Parliament is urgently debating a bill that will make law a new top tax rate of 39 per cent – one of Labour’s key campaign promises.

The tax hike will only apply to the top 2 per cent of income earners.

But a regulatory impact assessment from IRD has said that the tax will only have a tiny impact on inequality in New Zealand.

The paper cites a Treasury analysis saying that the tax “will reduce the Gini coefficient for individual after-tax income by an estimated 0.2 percentage points (from 0.493 to 0.491)”.

The Gini coefficient is a measure of inequality.

“The small impact reflects the relatively small impact this tax increase has on the overall income distribution.”

The impact could be even smaller if, as IRD fears, people try to dodge the tax by shifting money into other entities that pay less tax.

“This is a very imprecise impact as it assumes no behavioural response and does not account for shifting of income into other (lower-taxed) entities,” the IRD report said.

This could include trusts, which are taxed at 33 per cent. When the new top income rate takes effect in April next year, it will open up a large gap between the top income tax rate and the trust rate – creating an incentive for people to use trusts to reduce the amount of tax that they pay.

Jacinda Ardern with Revenue Minister David Parker.
Jacinda Ardern with Revenue Minister David Parker.

This happened under the previous Labour Government, which also opened up a gap between the top income tax rate and the trust rate. The number of trusts almost doubled between 2000 and 2008 to nearly 250,000.
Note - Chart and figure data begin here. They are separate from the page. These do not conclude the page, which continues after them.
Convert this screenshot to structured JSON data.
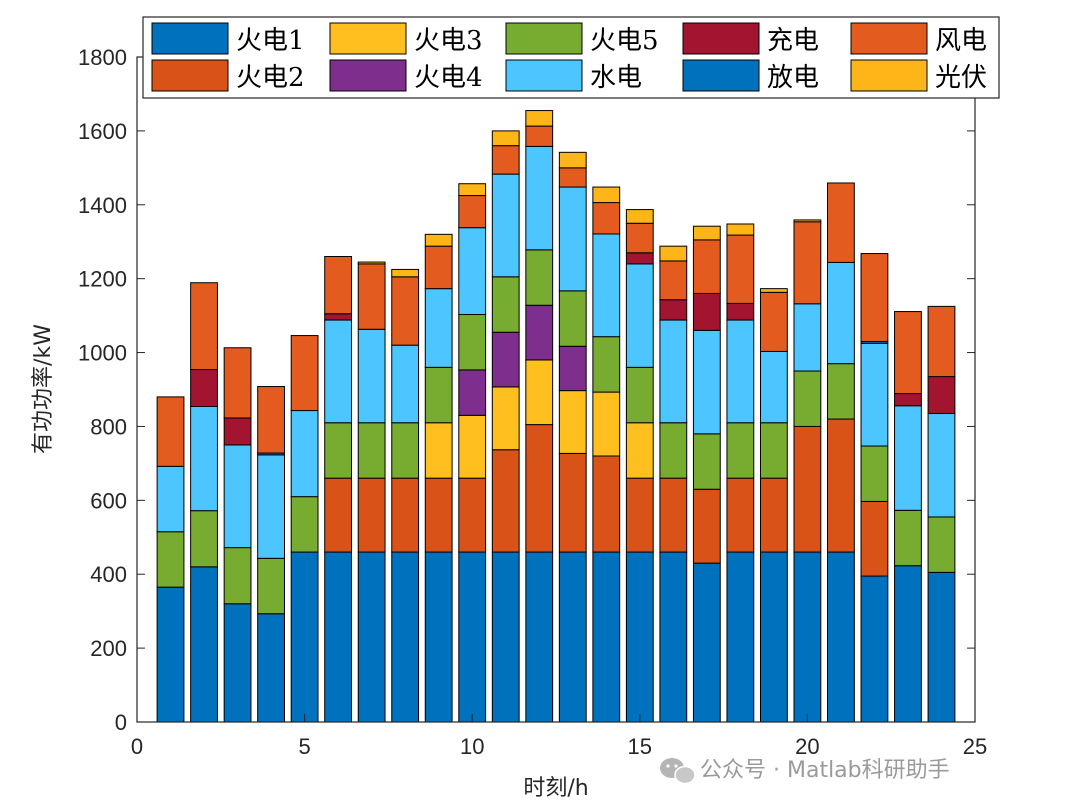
{
  "chart_data": {
    "type": "bar",
    "stacked": true,
    "xlabel": "时刻/h",
    "ylabel": "有功功率/kW",
    "xlim": [
      0,
      25
    ],
    "ylim": [
      0,
      1800
    ],
    "xticks": [
      0,
      5,
      10,
      15,
      20,
      25
    ],
    "yticks": [
      0,
      200,
      400,
      600,
      800,
      1000,
      1200,
      1400,
      1600,
      1800
    ],
    "x": [
      1,
      2,
      3,
      4,
      5,
      6,
      7,
      8,
      9,
      10,
      11,
      12,
      13,
      14,
      15,
      16,
      17,
      18,
      19,
      20,
      21,
      22,
      23,
      24
    ],
    "legend_position": "top",
    "series": [
      {
        "name": "火电1",
        "color": "#0072BD",
        "values": [
          365,
          420,
          320,
          293,
          460,
          460,
          460,
          460,
          460,
          460,
          460,
          460,
          460,
          460,
          460,
          460,
          430,
          460,
          460,
          460,
          460,
          395,
          423,
          405
        ]
      },
      {
        "name": "火电2",
        "color": "#D95319",
        "values": [
          0,
          0,
          0,
          0,
          0,
          200,
          200,
          200,
          200,
          200,
          277,
          345,
          267,
          260,
          200,
          200,
          200,
          200,
          200,
          340,
          360,
          202,
          0,
          0
        ]
      },
      {
        "name": "火电3",
        "color": "#FFBF1F",
        "values": [
          0,
          0,
          0,
          0,
          0,
          0,
          0,
          0,
          150,
          170,
          170,
          175,
          170,
          173,
          150,
          0,
          0,
          0,
          0,
          0,
          0,
          0,
          0,
          0
        ]
      },
      {
        "name": "火电4",
        "color": "#7E2F8E",
        "values": [
          0,
          0,
          0,
          0,
          0,
          0,
          0,
          0,
          0,
          123,
          148,
          148,
          120,
          0,
          0,
          0,
          0,
          0,
          0,
          0,
          0,
          0,
          0,
          0
        ]
      },
      {
        "name": "火电5",
        "color": "#77AC30",
        "values": [
          150,
          152,
          152,
          150,
          150,
          150,
          150,
          150,
          150,
          150,
          150,
          150,
          150,
          150,
          150,
          150,
          150,
          150,
          150,
          150,
          150,
          150,
          150,
          150
        ]
      },
      {
        "name": "水电",
        "color": "#4DC6FF",
        "values": [
          177,
          282,
          278,
          280,
          233,
          278,
          253,
          210,
          213,
          235,
          278,
          280,
          281,
          278,
          280,
          278,
          280,
          278,
          193,
          182,
          274,
          278,
          283,
          280
        ]
      },
      {
        "name": "放电",
        "color": "#0072BD",
        "values": [
          0,
          0,
          0,
          5,
          0,
          0,
          0,
          0,
          0,
          0,
          0,
          0,
          0,
          0,
          0,
          0,
          0,
          0,
          0,
          0,
          0,
          5,
          0,
          0
        ]
      },
      {
        "name": "充电",
        "color": "#A2142F",
        "values": [
          0,
          100,
          73,
          0,
          0,
          17,
          0,
          0,
          0,
          0,
          0,
          0,
          0,
          0,
          30,
          55,
          100,
          45,
          0,
          0,
          0,
          0,
          33,
          100
        ]
      },
      {
        "name": "风电",
        "color": "#E35B1F",
        "values": [
          188,
          235,
          190,
          180,
          203,
          155,
          177,
          185,
          115,
          87,
          77,
          55,
          52,
          85,
          80,
          105,
          145,
          185,
          160,
          222,
          215,
          238,
          222,
          190
        ]
      },
      {
        "name": "光伏",
        "color": "#FDB518",
        "values": [
          0,
          0,
          0,
          0,
          0,
          0,
          5,
          20,
          32,
          32,
          40,
          42,
          42,
          42,
          37,
          40,
          37,
          30,
          10,
          5,
          0,
          0,
          0,
          0
        ]
      }
    ],
    "legend_order": [
      "火电1",
      "火电3",
      "火电5",
      "充电",
      "风电",
      "火电2",
      "火电4",
      "水电",
      "放电",
      "光伏"
    ]
  },
  "watermark": {
    "text": "公众号 · Matlab科研助手"
  }
}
IRD estimated it was losing $300m a year in revenue by 2007.

Green Party Finance spokesperson Julie Anne Genter said that the tax changes could actually make inequality worse by encouraging people to shift their income to reduce their tax bill.

She said the IRD's estimates didn't take into account the potential to shift income "even further to property, which would likely increase inequality".
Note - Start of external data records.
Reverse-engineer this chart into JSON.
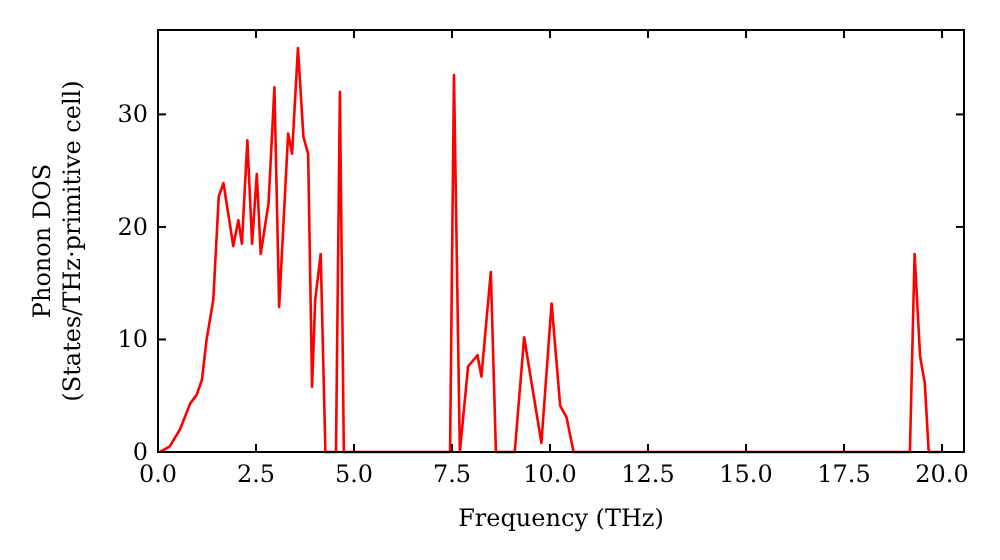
{
  "chart_data": {
    "type": "line",
    "xlabel": "Frequency (THz)",
    "ylabel": "Phonon DOS\n(States/THz·primitive cell)",
    "xlim": [
      0,
      20.56
    ],
    "ylim": [
      0,
      37.5
    ],
    "xticks": [
      {
        "value": 0,
        "label": "0.0"
      },
      {
        "value": 2.5,
        "label": "2.5"
      },
      {
        "value": 5,
        "label": "5.0"
      },
      {
        "value": 7.5,
        "label": "7.5"
      },
      {
        "value": 10,
        "label": "10.0"
      },
      {
        "value": 12.5,
        "label": "12.5"
      },
      {
        "value": 15,
        "label": "15.0"
      },
      {
        "value": 17.5,
        "label": "17.5"
      },
      {
        "value": 20,
        "label": "20.0"
      }
    ],
    "yticks": [
      0,
      10,
      20,
      30
    ],
    "grid": false,
    "series": [
      {
        "color": "#ff0000",
        "x": [
          0.05,
          0.3,
          0.56,
          0.82,
          0.99,
          1.12,
          1.24,
          1.41,
          1.55,
          1.67,
          1.92,
          2.05,
          2.14,
          2.28,
          2.4,
          2.52,
          2.62,
          2.82,
          2.97,
          3.09,
          3.32,
          3.42,
          3.57,
          3.71,
          3.83,
          3.93,
          4.01,
          4.15,
          4.27,
          4.54,
          4.64,
          4.74,
          7.45,
          7.55,
          7.7,
          7.91,
          8.15,
          8.25,
          8.49,
          8.62,
          9.1,
          9.34,
          9.78,
          10.04,
          10.26,
          10.42,
          10.6,
          19.18,
          19.3,
          19.44,
          19.56,
          19.66,
          19.95
        ],
        "values": [
          0,
          0.5,
          2,
          4.3,
          5.1,
          6.4,
          10,
          13.5,
          22.7,
          23.9,
          18.3,
          20.6,
          18.5,
          27.7,
          18.5,
          24.7,
          17.6,
          22.1,
          32.4,
          12.9,
          28.3,
          26.5,
          35.9,
          28,
          26.5,
          5.8,
          13.5,
          17.6,
          0,
          0,
          32,
          0,
          0,
          33.5,
          0,
          7.6,
          8.6,
          6.7,
          16,
          0,
          0,
          10.2,
          0.8,
          13.2,
          4.1,
          3.1,
          0,
          0,
          17.6,
          8.5,
          6.1,
          0,
          0
        ]
      }
    ]
  }
}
"We think, based on previous research done by Westpac economist Dominick Stephens that there is a significant risk that the lack of a capital gains tax that these income tax changes will actually exacerbate inequality," Genter said.

The Greens will abstain from voting on the tax changes.
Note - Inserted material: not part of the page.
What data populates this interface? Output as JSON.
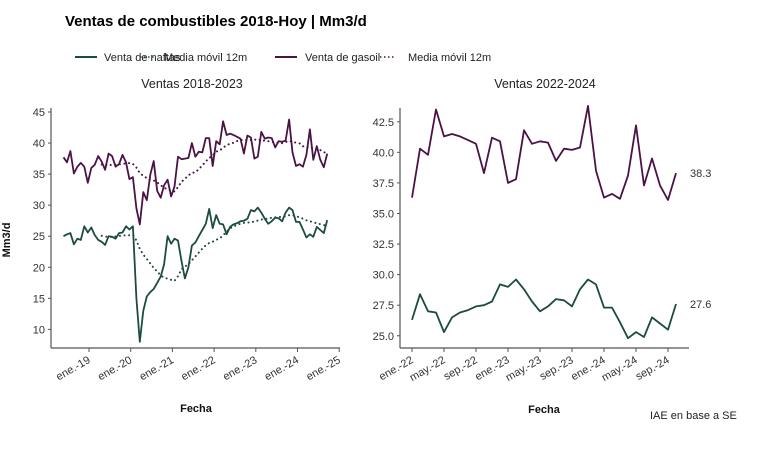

The gap between the two rates remains a concern so IRD actually recommended the Government put the trust rate up to 39 per cent to avoid abuse. It made five recommendations for how best to roll-out the tax change (although one recommendation was to leave both rates at 33 per cent).

IRD’s preferred option was to put the trust rate to 39 per cent, as it “will reduce opportunities to avoid the 39 per cent income tax rate through the use of trusts”.

Upping the trust rate would give the Government a hefty $1.5b in revenue over the next four years, raising the amount of money earned from the tax changes to $3.7b from $2.2b.

Labour’s election manifesto promised it would not put up the trust rate, but after questions from Stuff on Tuesday, Revenue Minister David Parker said the Government would consider raising the trust rate if there was evidence of abuse.

Finance Minister Grant Robertson said that behaviour would be monitored to ensure the tax wasn’t being abused.

“In the campaign we were very clear we weren’t going to do that [raise the trust rate],” Robertson said.

“If we do see a spike in the use of trusts then we will be prepared to act to align the trust rate,” he said.

Robertson said he’d be watching for a spike in the creation of trusts, like the spike that occurred under the Clark government.